Si può pensare di adattare uno studio di questo tipo a un'area come quella della Laguna di Venezia? "Sicuramente. In Laguna non c'è Uniola paniculata, troviamo invece la Ammophila arenaria, oggi chiamata Calamagrostis arenaria. Negli Stati Uniti, dal South Carolina in su, vi è la Ammophila breviligulata, specie diversa ma dello stesso genere della nostra. In generale, tra Europa e Stati Uniti, ci sono tante specie simili dello stesso genere o addirittura della stessa specie. Nel 2022 abbiamo fatto una serie di campionamenti tra Ca' Roman, in Laguna, il Parco di San Rossore, in Toscana, mia terra d'origine, e alcuni siti statunitensi. Dobbiamo ancora analizzarli in maniera approfondita ma alcuni dati sono già evidenti: se in Laguna vi è molta Ammophila arenaria, nel sito in Toscana praticamente non se ne trova. Numero di specie diverse, tipi di dune con caratteristiche diverse: piante come la Ammophila arenaria e la Uniola paniculata tendono a generare dune alte e ripide che permettono di difendere bene la costa dalle tempeste, mentre con altre specie, che per esempio nel sud degli Stati Uniti crescono sparse e basse, le dune non crescono in altezza, restano più allargate: queste ultime difendono la costa con più difficoltà ma recuperano più velocemente".
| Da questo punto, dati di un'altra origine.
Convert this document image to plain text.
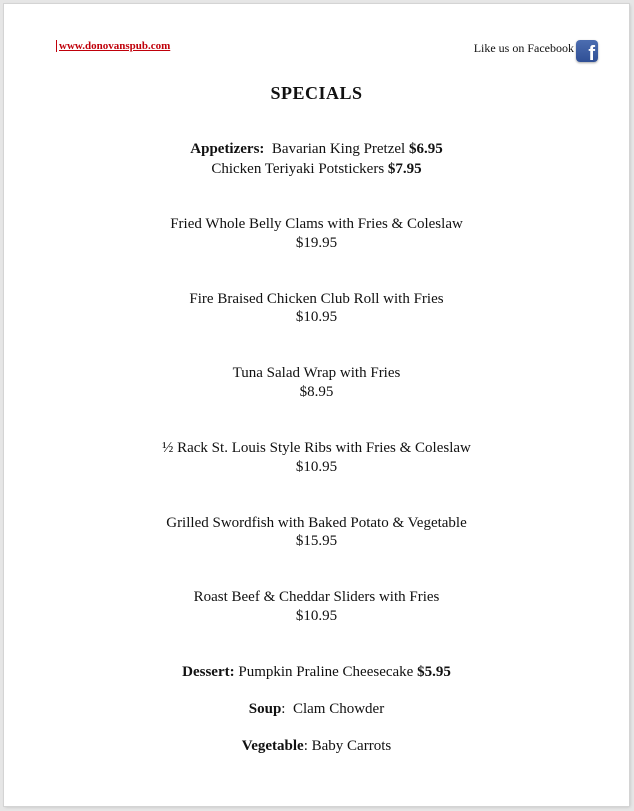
www.donovanspub.com	Like us on Facebook f
SPECIALS
Appetizers: Bavarian King Pretzel $6.95
Chicken Teriyaki Potstickers $7.95
Fried Whole Belly Clams with Fries & Coleslaw
$19.95
Fire Braised Chicken Club Roll with Fries
$10.95
Tuna Salad Wrap with Fries
$8.95
½ Rack St. Louis Style Ribs with Fries & Coleslaw
$10.95
Grilled Swordfish with Baked Potato & Vegetable
$15.95
Roast Beef & Cheddar Sliders with Fries
$10.95
Dessert: Pumpkin Praline Cheesecake $5.95
Soup:  Clam Chowder
Vegetable: Baby Carrots
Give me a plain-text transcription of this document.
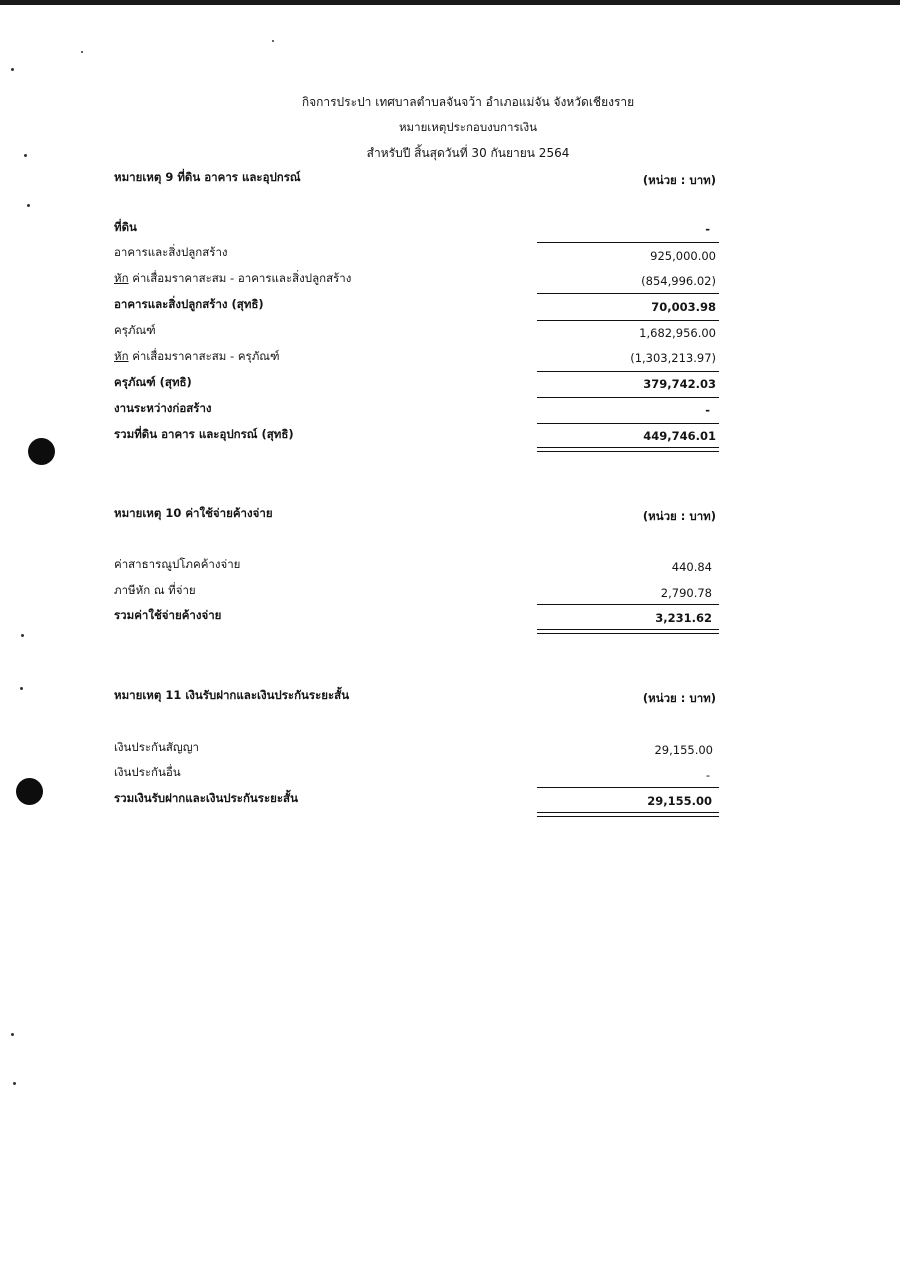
กิจการประปา เทศบาลตำบลจันจว้า อำเภอแม่จัน จังหวัดเชียงราย
หมายเหตุประกอบงบการเงิน
สำหรับปี สิ้นสุดวันที่ 30 กันยายน 2564
หมายเหตุ 9 ที่ดิน อาคาร และอุปกรณ์	(หน่วย : บาท)
ที่ดิน	-
อาคารและสิ่งปลูกสร้าง	925,000.00
หัก ค่าเสื่อมราคาสะสม - อาคารและสิ่งปลูกสร้าง	(854,996.02)
อาคารและสิ่งปลูกสร้าง (สุทธิ)	70,003.98
ครุภัณฑ์	1,682,956.00
หัก ค่าเสื่อมราคาสะสม - ครุภัณฑ์	(1,303,213.97)
ครุภัณฑ์ (สุทธิ)	379,742.03
งานระหว่างก่อสร้าง	-
รวมที่ดิน อาคาร และอุปกรณ์ (สุทธิ)	449,746.01
หมายเหตุ 10 ค่าใช้จ่ายค้างจ่าย	(หน่วย : บาท)
ค่าสาธารณูปโภคค้างจ่าย	440.84
ภาษีหัก ณ ที่จ่าย	2,790.78
รวมค่าใช้จ่ายค้างจ่าย	3,231.62
หมายเหตุ 11 เงินรับฝากและเงินประกันระยะสั้น	(หน่วย : บาท)
เงินประกันสัญญา	29,155.00
เงินประกันอื่น	-
รวมเงินรับฝากและเงินประกันระยะสั้น	29,155.00
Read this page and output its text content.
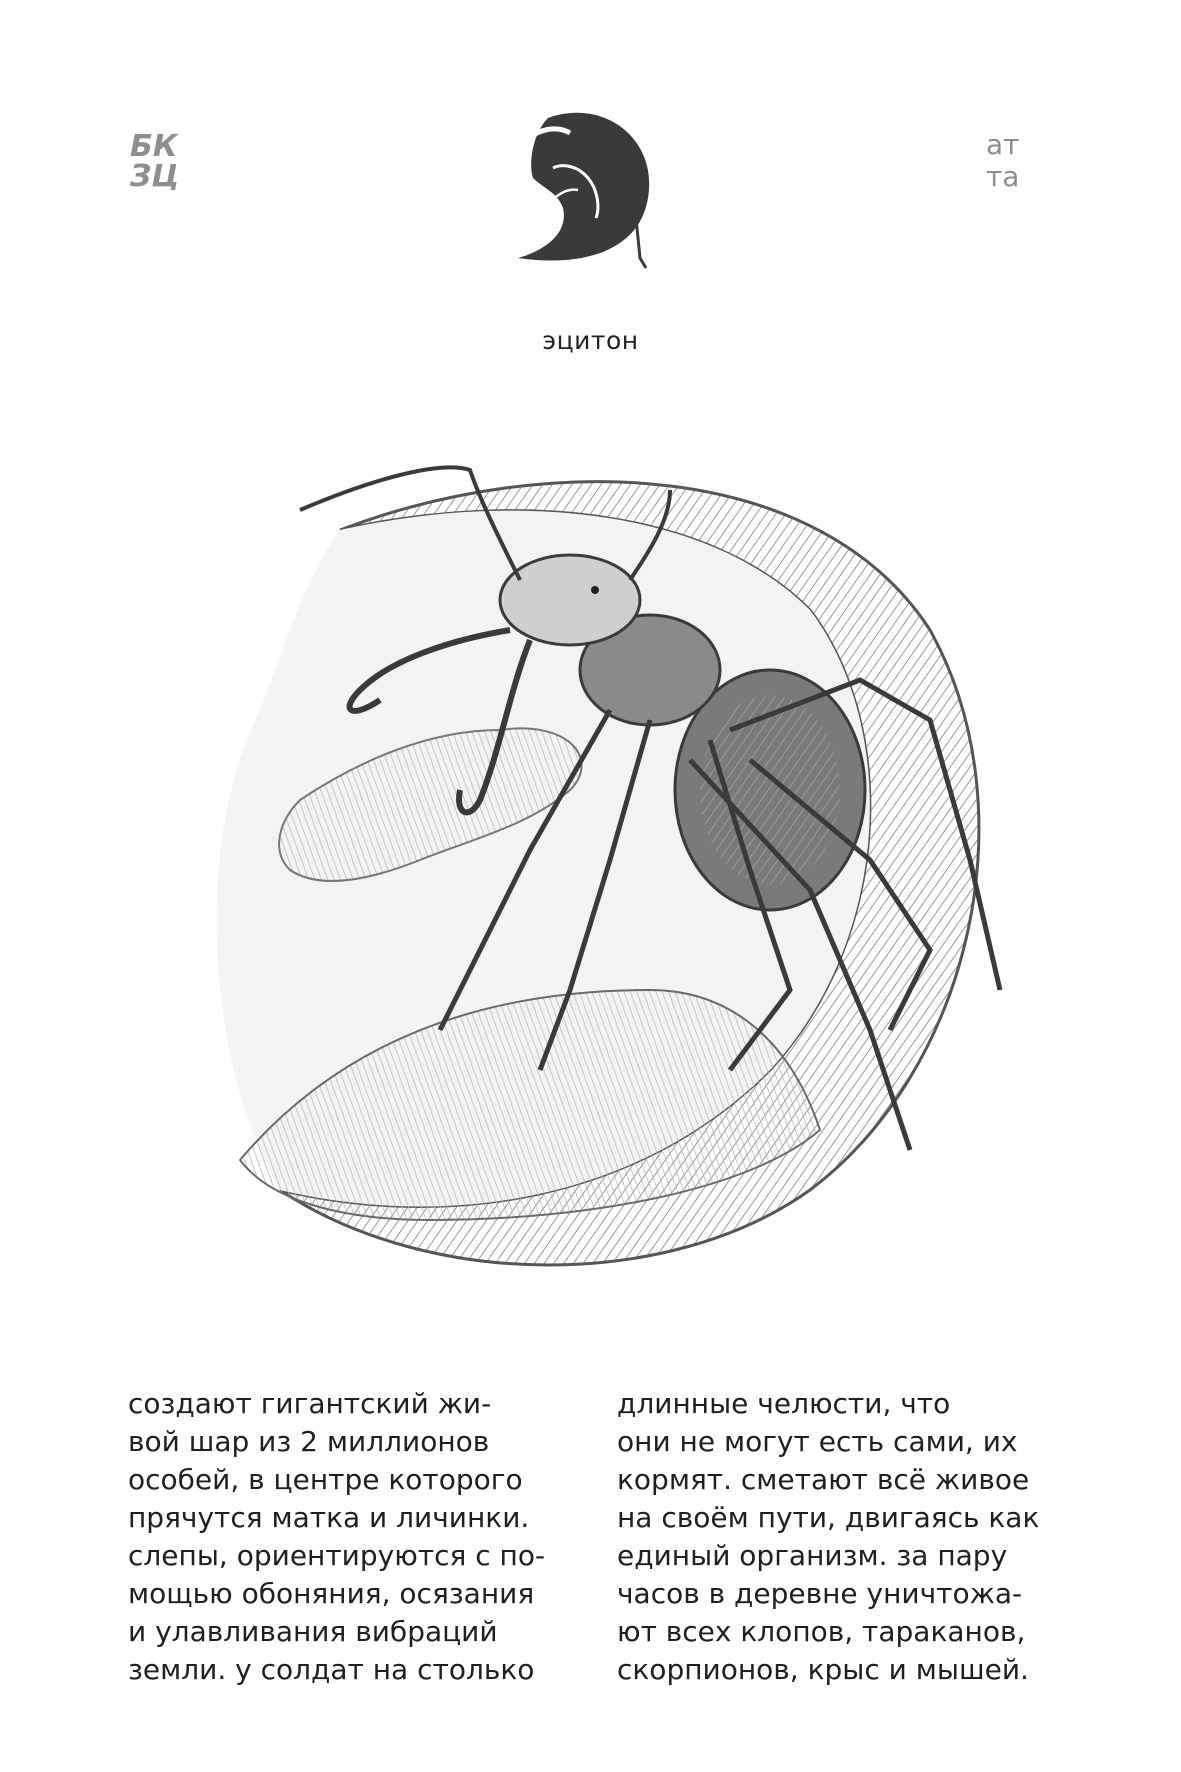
БК
ЗЦ
ат
та
эцитон
создают гигантский жи-
вой шар из 2 миллионов
особей, в центре которого
прячутся матка и личинки.
слепы, ориентируются с по-
мощью обоняния, осязания
и улавливания вибраций
земли. у солдат на столько
длинные челюсти, что
они не могут есть сами, их
кормят. сметают всё живое
на своём пути, двигаясь как
единый организм. за пару
часов в деревне уничтожа-
ют всех клопов, тараканов,
скорпионов, крыс и мышей.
A proposito di ripristino, "nei manuali di restaurazione degli Stati Uniti c'è scritto di usare più specie, si sta andando in questa direzione perché la biodiversità è importante, ma non è una indicazione legata alla protezione della costa per la quale invece è necessario valutare dove ci si trova: in una determinata area può non avere senso piantare una certa specie, bisogna valutare quella più adatta. Si tratta di una riflessione che riguarda anche costi e benefici".

Che prospettive può avere uno studio come questo? "Non abbiamo ricevuto i fondi per continuare a lavorarci, ma sarebbe davvero interessante tornare per eseguire nuovi campionamenti: la debolezza, se così possiamo chiamarla, è data dal fatto che qui ci si focalizza sul recupero della vegetazione e non su parametri geomorfologici della duna. Sarebbe interessante osservare se e come questi parametri, che richiedono più tempo, hanno recuperato, anche se nel frattempo ci sono stati altri uragani che potrebbero averli in qualche modo alterati. Dal punto di vista scientifico è importante localizzare: lo stesso ecosistema in luoghi differenti non è detto che recuperi nello stesso modo, non per forza a causa dello stress o di eventi estremi, ma più semplicemente perché a seconda della posizione le traiettorie di recupero possono essere molto diverse".